The four-tier GST has been finalised by the GST council setting the rate slabs at 5 percent, 12 percent, 18 percent and 28 percent. The lower taxation rates are for the essential items, whereas the highest rates are for the luxury and demerit goods. The government has taken concrete decisions finalising issues pertaining to the Goods and Service Tax in the meeting conducted on 16th January.
The peak rate will also be supplemented by a cess charge on goods such as luxury cars, tobacco and aerated drinks. The revenue pool created from this cess will be used for compensating states for any loss of revenue that they may suffer over the first five years of GST.
India’s finance minister Arun Jaitley opines that the rolling out of GST will mark the transition of a substantially non-compliant society into one having greater tax compliance. The multiple rates could pose challenges in proper classification of goods under the appropriate taxation brackets by unnecessarily complicating tax compliance. Former finance secretary Vijay Kelkar also believes in the practicality of a single-rate GST structure over a multi-rate structure.
He thinks that before considering multiple rates, a single rate would be easier to administer efficiently. Experience from the international scenario substantiates the popularity of the single rate system, as about 80 percent of countries which have adopted tax systems similar to the GST follow a single-rate structure. Another perspective favours the multiple tax system, claiming that it may be more suited to the Indian system due to the high-income disparity in India.
The multiple tax slabs would also help to ease out inflationary pressures that the economy may experience.
Among the few well-structured GST systems in the world, is the Australian model, having a single GST which is collected by the centre and distributed to the states.
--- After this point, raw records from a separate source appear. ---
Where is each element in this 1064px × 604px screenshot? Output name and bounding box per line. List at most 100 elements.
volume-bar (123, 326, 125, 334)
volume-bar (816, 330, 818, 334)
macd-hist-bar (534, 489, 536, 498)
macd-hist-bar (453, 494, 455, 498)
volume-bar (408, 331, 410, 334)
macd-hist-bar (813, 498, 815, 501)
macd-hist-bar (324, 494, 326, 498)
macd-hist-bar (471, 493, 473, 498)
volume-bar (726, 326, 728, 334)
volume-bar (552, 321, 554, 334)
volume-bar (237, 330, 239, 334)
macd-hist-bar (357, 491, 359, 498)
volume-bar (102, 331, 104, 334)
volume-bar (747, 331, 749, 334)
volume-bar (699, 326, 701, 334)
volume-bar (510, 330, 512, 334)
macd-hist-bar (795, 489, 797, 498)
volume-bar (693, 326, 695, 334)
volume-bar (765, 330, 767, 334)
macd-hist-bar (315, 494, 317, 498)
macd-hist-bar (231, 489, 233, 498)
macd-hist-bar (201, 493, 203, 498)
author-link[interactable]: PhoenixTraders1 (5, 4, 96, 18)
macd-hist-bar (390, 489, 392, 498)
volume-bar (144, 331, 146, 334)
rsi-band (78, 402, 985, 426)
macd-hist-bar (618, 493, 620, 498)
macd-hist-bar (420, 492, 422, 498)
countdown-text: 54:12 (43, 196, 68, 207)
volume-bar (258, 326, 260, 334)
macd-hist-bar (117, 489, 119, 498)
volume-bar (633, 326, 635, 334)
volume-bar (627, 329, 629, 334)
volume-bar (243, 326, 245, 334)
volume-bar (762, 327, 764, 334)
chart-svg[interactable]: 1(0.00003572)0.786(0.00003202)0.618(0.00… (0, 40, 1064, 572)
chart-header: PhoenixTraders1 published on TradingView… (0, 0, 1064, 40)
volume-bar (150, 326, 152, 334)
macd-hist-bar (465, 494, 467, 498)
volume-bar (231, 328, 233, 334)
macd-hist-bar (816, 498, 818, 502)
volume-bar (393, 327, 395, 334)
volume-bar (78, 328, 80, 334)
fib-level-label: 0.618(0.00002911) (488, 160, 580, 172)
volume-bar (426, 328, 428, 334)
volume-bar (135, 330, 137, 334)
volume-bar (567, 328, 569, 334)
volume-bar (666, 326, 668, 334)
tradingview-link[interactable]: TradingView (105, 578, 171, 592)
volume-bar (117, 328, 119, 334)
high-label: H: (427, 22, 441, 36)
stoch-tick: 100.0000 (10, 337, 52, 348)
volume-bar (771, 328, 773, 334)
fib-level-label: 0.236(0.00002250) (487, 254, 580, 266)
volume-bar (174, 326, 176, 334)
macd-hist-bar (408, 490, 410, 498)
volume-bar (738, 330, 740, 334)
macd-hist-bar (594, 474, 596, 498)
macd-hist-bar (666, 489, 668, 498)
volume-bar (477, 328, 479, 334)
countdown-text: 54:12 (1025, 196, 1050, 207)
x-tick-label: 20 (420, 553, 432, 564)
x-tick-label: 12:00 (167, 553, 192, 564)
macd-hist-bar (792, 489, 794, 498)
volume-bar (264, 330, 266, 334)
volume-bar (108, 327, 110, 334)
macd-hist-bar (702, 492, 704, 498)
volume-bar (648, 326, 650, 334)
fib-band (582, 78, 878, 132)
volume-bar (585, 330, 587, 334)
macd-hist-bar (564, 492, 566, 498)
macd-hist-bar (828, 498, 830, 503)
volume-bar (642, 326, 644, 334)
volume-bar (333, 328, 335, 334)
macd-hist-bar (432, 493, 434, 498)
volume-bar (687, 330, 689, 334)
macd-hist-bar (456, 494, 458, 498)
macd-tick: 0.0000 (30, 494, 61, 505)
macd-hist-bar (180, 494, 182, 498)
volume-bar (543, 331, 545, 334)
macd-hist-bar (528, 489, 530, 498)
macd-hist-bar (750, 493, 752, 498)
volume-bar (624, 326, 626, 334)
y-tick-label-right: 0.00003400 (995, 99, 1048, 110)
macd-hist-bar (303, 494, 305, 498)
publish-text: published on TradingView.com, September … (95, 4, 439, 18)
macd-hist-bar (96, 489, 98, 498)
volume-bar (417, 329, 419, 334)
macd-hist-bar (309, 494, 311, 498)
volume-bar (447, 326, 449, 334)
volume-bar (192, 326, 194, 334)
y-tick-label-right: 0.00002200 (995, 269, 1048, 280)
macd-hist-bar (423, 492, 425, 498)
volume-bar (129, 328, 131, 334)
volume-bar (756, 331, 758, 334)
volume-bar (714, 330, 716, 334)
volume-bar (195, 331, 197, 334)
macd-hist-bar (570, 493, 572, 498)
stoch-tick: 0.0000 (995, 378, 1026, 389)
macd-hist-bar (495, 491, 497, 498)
Significant examples of countries with a dual system of GST – collection by the centre as well as the states – are Brazil and Canada, with Canada having three varieties of tax. India’s GST is also modelled to have a dual system, which has led to major issues of contention between the central and state governments.
After a long-drawn deadlock over issues pertaining to control in the GST council, the meeting on 16th January concluded with some agreements in place. These decisions have spurred a reaction among tax officers who feel that the decision-making favoured the states. 70,000 tax officers and employees started a protest on Martyr’s Day (30th January) opposing the decisions made by the GST council by wearing black bands to work. They demanded the states’ proposals be revisited before roll-out. If the debate is stretched out, this may hinder the decision-making process. Though the months leading up to the roll-out may be rough, the decisions should not be made in haste as they may jeopardise the national economic interest.